PEQUENA TRISTEZA
Ana Terra

Primeiro o choque. A grande dor. Coloco a enorme pedra de gelo sob o sol. Sento no chão e vejo sua desintegração lenta. A poça de água aumenta aos poucos. É minha alma sendo amparada pelo cimento rugoso. Não consigo sair dali. Dos meus olhos brotam água quente. O processo termina quando as águas se fundem. Sinto algo morno dentro de mim.

Nem quente, nem frio, nem nada. Uma enorme placa vermelha PARE foi colocada no meu caminho. Obedeço à sinalização, sem me preocupar com o tempo. Carros em alta velocidade passam diante de meus olhos. E eu ali, parada. Calada.

Retorno a casa. Como um andróide, guardo todos os meus sonhos e projetos num cômodo desocupado. Fecho a porta.

O vírus da pequena tristeza tem seu ciclo próprio. Uma gripe, só que não há remédio. Não sei por quanto tempo ficará em mim.

A realidade muda. Os ponteiros dos relógios diminuem o ritmo. Meus passos estão lentos. Sem destino. Estou longe da vida. Fiz a mudança para meu deserto interior.

Antes de acordar, sinto sua presença sentada na minha cama. Recuso-me a abrir os olhos. Quem sabe você vai embora? Mera ilusão. Você não tem pressa. Assiste meus disfarces. Cubro a cabeça. Finjo que estou dormindo profundamente. Nada adianta.

O que posso fazer? Abrir os olhos e encará-la? Inicio mais um dia sob o jugo da pequena tristeza. Mais um dia, que se pudesse, não viveria.

A rotina robótica é iniciada. Vez por outra, sinto sua presença. Sei que você nunca esteve aqui de verdade. Parou rapidamente. Talvez pela necessidade de um café. Como num bar à beira da estrada.

Não sinto os dias passarem. Minha alma continua tépida. Sem sal.
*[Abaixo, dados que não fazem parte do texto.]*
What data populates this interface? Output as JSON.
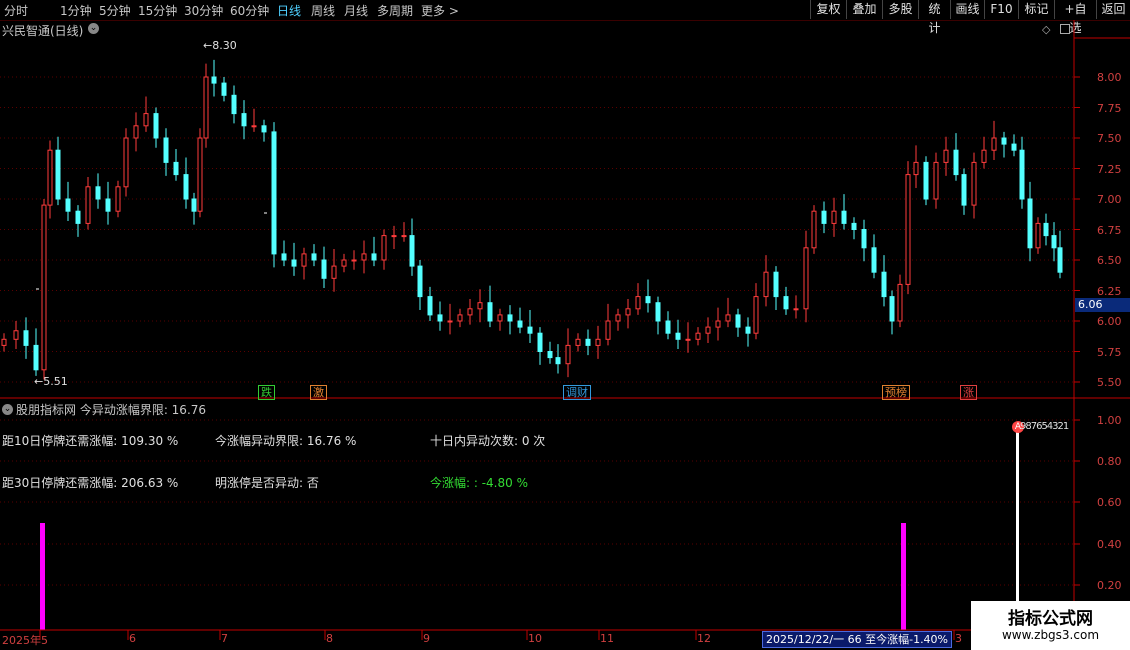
{
  "toolbar": {
    "periods": [
      "分时",
      "1分钟",
      "5分钟",
      "15分钟",
      "30分钟",
      "60分钟",
      "日线",
      "周线",
      "月线",
      "多周期",
      "更多 >"
    ],
    "active": "日线",
    "right_buttons": [
      "复权",
      "叠加",
      "多股",
      "统计",
      "画线",
      "F10",
      "标记",
      "+自选",
      "返回"
    ]
  },
  "chart": {
    "stock_title": "兴民智通(日线)",
    "high_label": "8.30",
    "low_label": "5.51",
    "current_price": "6.06",
    "price_ticks": [
      "8.00",
      "7.75",
      "7.50",
      "7.25",
      "7.00",
      "6.75",
      "6.50",
      "6.25",
      "6.00",
      "5.75",
      "5.50"
    ],
    "event_tags": [
      {
        "text": "跌",
        "color": "#33cc33"
      },
      {
        "text": "激",
        "color": "#e08030"
      },
      {
        "text": "调财",
        "color": "#3399dd"
      },
      {
        "text": "预榜",
        "color": "#e08030"
      },
      {
        "text": "涨",
        "color": "#e04040"
      }
    ]
  },
  "indicator": {
    "header": "股朋指标网  今异动涨幅界限: 16.76",
    "line1_a": "距10日停牌还需涨幅: 109.30 %",
    "line1_b": "今涨幅异动界限: 16.76 %",
    "line1_c": "十日内异动次数: 0 次",
    "line2_a": "距30日停牌还需涨幅: 206.63 %",
    "line2_b": "明涨停是否异动: 否",
    "line2_c": "今涨幅: : -4.80 %",
    "ticks": [
      "1.00",
      "0.80",
      "0.60",
      "0.40",
      "0.20"
    ],
    "marker_text": "987654321"
  },
  "timeline": {
    "months": [
      "2025年5",
      "6",
      "7",
      "8",
      "9",
      "10",
      "11",
      "12",
      "3"
    ],
    "status": "2025/12/22/一 66 至今涨幅-1.40%"
  },
  "watermark": {
    "title": "指标公式网",
    "url": "www.zbgs3.com"
  },
  "colors": {
    "up": "#ff3c3c",
    "down": "#54ffff",
    "magenta": "#ff00ff",
    "axis": "#c00000"
  }
}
Abro a porta onde guardei meus sonhos. Estão todos empoeirados. As aranhas, com suas teias caprichadas fizeram a fusão. Uma só peça é criada. Não sei mais quais são minhas prioridades.

Falta-me coragem para fazer a limpeza. Organizar tudo novamente. Fazer da peça inerte algo em movimento.

Não quero destruir as teias que as aranhas fizeram, como também não quero objetos de museu.

Não quero nada. Vou respeitar o ciclo da virose. Assim... com calma. Como se aguarda uma metamorfose.